Agente morto durante l’inseguimento, il sindacato esplode: “Non vi presentate ai funerali”

Francesco Imprezzabile è morto in servizio durante l’inseguimento di un Suv fuggito a un posto di blocco: arrestato il conducente.

Francesco Imprezzabile morto durante l’inseguimento del Suv

Francesco Imprezzabile, agente della Polizia Locale, è morto mentre era in servizio durante un inseguimento dopo che una vettura non si era fermata a un posto di blocco. L’incidente è avvenuto mentre l’agente stava seguendo il veicolo in fuga, poi ritrovato dalle forze dell’ordine nella mattinata successiva.

Secondo quanto emerso, il grosso Suv avrebbe speronato il mezzo dell’agente durante la corsa, provocando la caduta e traumi rivelatisi troppo gravi.

I colleghi che viaggiavano alle sue spalle sono intervenuti subito per prestare soccorso, insieme al personale medico arrivato sul posto. Ogni tentativo, però, si è rivelato inutile. Imprezzabile è morto a 39 anni, mentre svolgeva il proprio lavoro.

Il conducente della vettura è stato arrestato.

Si tratta, secondo quanto riferito, di un cittadino albanese. Dopo la fuga, avrebbe spiegato di essersi allontanato perché non voleva avere problemi.

La dinamica precisa resta al centro degli accertamenti, ma la morte dell’agente ha provocato dolore e rabbia tra colleghi, sindacati e operatori delle forze dell’ordine.

La rabbia dei colleghi e del sindacato

Durissimo l’intervento di Pasquale Griesi, segretario del sindacato Fsp della Polizia di Stato, che ha raccontato di aver ricevuto la notizia mentre era in servizio:

“Questa notte ho ricevuto la notizia verso le 23, ero a lavoro a pattugliare Sesto San Giovanni, a Milano, Francesco collega della polizia Locale stava facendo la stessa cosa! La vita è un attimo, un inseguimento, un controllo e ti rendi conto forse che non hai avuto il tempo di salutare nessuno, qualcuno forse non hai voluto salutare, fosse anche un bacio mancato. Poi mi rendo conto che chi detiene il potere non può neanche lontanamente comprendere cosa significa fare questo lavoro, che è più una missione”.

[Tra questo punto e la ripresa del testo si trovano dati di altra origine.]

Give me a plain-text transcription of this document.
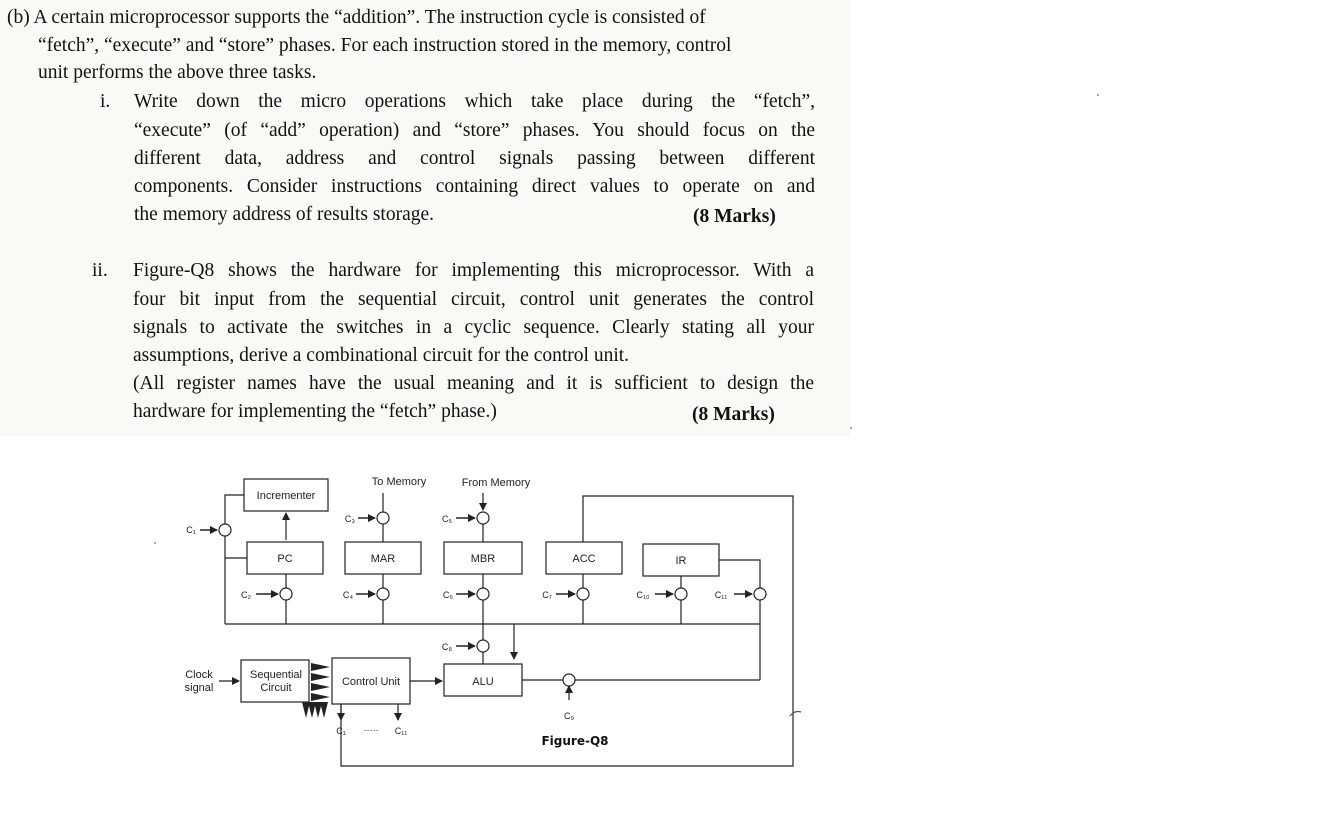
(b) A certain microprocessor supports the “addition”. The instruction cycle is consisted of
“fetch”, “execute” and “store” phases. For each instruction stored in the memory, control
unit performs the above three tasks.
i. Write down the micro operations which take place during the “fetch”,
“execute” (of “add” operation) and “store” phases. You should focus on the
different data, address and control signals passing between different
components. Consider instructions containing direct values to operate on and
the memory address of results storage.	(8 Marks)
ii. Figure-Q8 shows the hardware for implementing this microprocessor. With a
four bit input from the sequential circuit, control unit generates the control
signals to activate the switches in a cyclic sequence. Clearly stating all your
assumptions, derive a combinational circuit for the control unit.
(All register names have the usual meaning and it is sufficient to design the
hardware for implementing the “fetch” phase.)	(8 Marks)
Incrementer
PC	MAR	MBR	ACC	IR
Sequential
Circuit	Control Unit	ALU
To Memory	From Memory
Clock
signal
C₁
C₂
C₃
C₄
C₅
C₆	C₇
C₈
C₉
C₁₀	C₁₁
C₁ ····· C₁₁
Figure-Q8
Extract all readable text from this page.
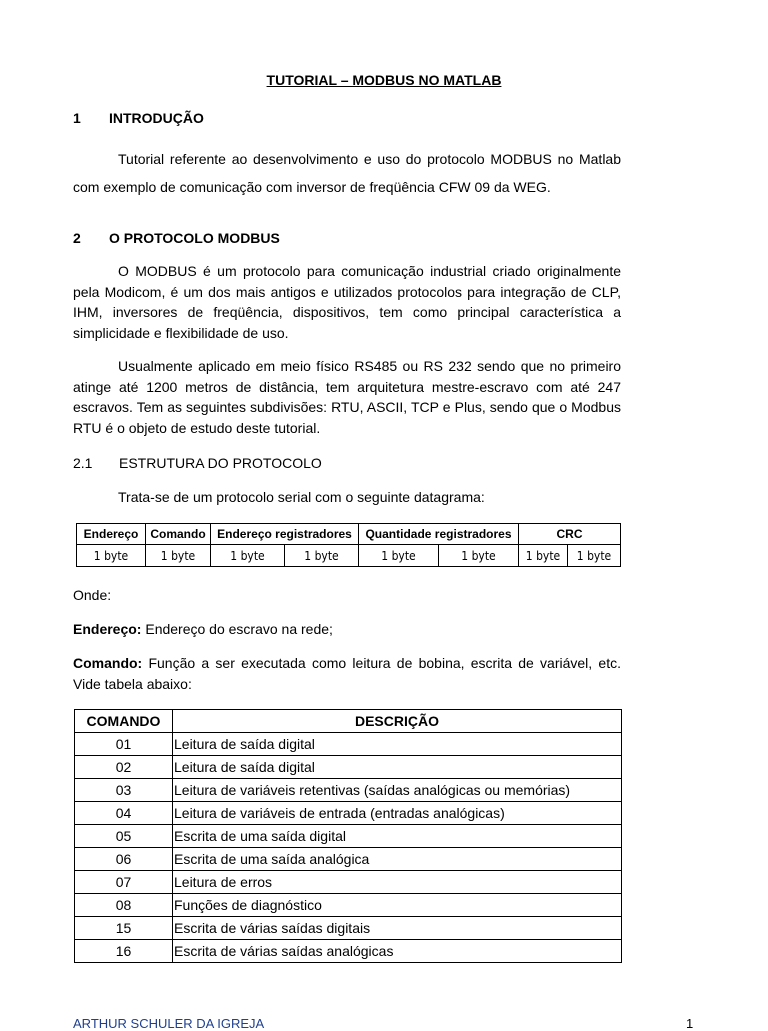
TUTORIAL – MODBUS NO MATLAB
1 INTRODUÇÃO
Tutorial referente ao desenvolvimento e uso do protocolo MODBUS no Matlab com exemplo de comunicação com inversor de freqüência CFW 09 da WEG.
2 O PROTOCOLO MODBUS
O MODBUS é um protocolo para comunicação industrial criado originalmente pela Modicom, é um dos mais antigos e utilizados protocolos para integração de CLP, IHM, inversores de freqüência, dispositivos, tem como principal característica a simplicidade e flexibilidade de uso.
Usualmente aplicado em meio físico RS485 ou RS 232 sendo que no primeiro atinge até 1200 metros de distância, tem arquitetura mestre-escravo com até 247 escravos. Tem as seguintes subdivisões: RTU, ASCII, TCP e Plus, sendo que o Modbus RTU é o objeto de estudo deste tutorial.
2.1 ESTRUTURA DO PROTOCOLO
Trata-se de um protocolo serial com o seguinte datagrama:
Endereço	Comando	Endereço registradores		Quantidade registradores		CRC	
1 byte	1 byte	1 byte	1 byte	1 byte	1 byte	1 byte	1 byte
Onde:
Endereço: Endereço do escravo na rede;
Comando: Função a ser executada como leitura de bobina, escrita de variável, etc. Vide tabela abaixo:
COMANDO	DESCRIÇÃO
01	Leitura de saída digital
02	Leitura de saída digital
03	Leitura de variáveis retentivas (saídas analógicas ou memórias)
04	Leitura de variáveis de entrada (entradas analógicas)
05	Escrita de uma saída digital
06	Escrita de uma saída analógica
07	Leitura de erros
08	Funções de diagnóstico
15	Escrita de várias saídas digitais
16	Escrita de várias saídas analógicas
ARTHUR SCHULER DA IGREJA	1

Griesi ha poi attaccato una parte della politica, accusata di non comprendere le condizioni reali di chi lavora in strada:

“C’è una parte politica che ci detesta, altri ci tollerano, in totale nessuno sa cosa significa, nessuno ha passato giornate in pattuglia, in ordine pubblico! Lo so non è il momento di fare polemiche ma cazzo, questi ragazzi, questi colleghi devono fare corsi di approccio per Lgbt secondo il Comune, corsi per approcciare alcune persone in modo differente dalle altre”.

La chiusura del sindacalista è stata ancora più dura: “Lo dico apertamente, in modo più educato possibile, andate a cacare! Non vi presentate ai funerali! Riposa in pace ragazzo”.

Il Coisp: “La fuga da un controllo non è una bravata”

Anche il Sap di Milano ha espresso cordoglio per la morte dell’agente: “Un episodio assurdo, che vede ancora protagonista qualcuno che non si ferma ad un posto di controllo. Il Sap milanese si stringe alla famiglia ed esprime il più profondo cordoglio”.

Sulla stessa linea Domenico Pianese, segretario generale del sindacato di polizia Coisp, che ha richiamato il rischio quotidiano affrontato dagli operatori in divisa:

“Il dolore di oggi non può cancellare una verità che troppo spesso viene ignorata: la fuga da un controllo di Polizia non è una bravata né una semplice violazione del codice della strada. È una condotta criminale che può trasformarsi in una condanna a morte per chi è chiamato a intervenire. In attesa che gli accertamenti chiariscano l’esatta dinamica dei fatti, sappiamo già che ogni volta che qualcuno decide di sottrarsi all’alt delle Forze dell’Ordine costringe gli operatori a inseguimenti ad alto rischio. Chi scappa pensa solo a se stesso; dall’altra parte, invece, ci sono uomini e donne in divisa che fanno il proprio dovere fino all’ultimo istante, mettendo in gioco perfino la propria vita. Troppo spesso si dà per scontato il rischio di chi opera sulla strada; eppure basta un controllo che degenera o una fuga improvvisa affinché il servizio si trasformi in una tragedia. Oggi non piangiamo soltanto un agente, piangiamo l’ennesimo servitore dello Stato rimasto ucciso perché qualcuno ha deciso che fermarsi davanti a una divisa fosse un’opzione da scartare”.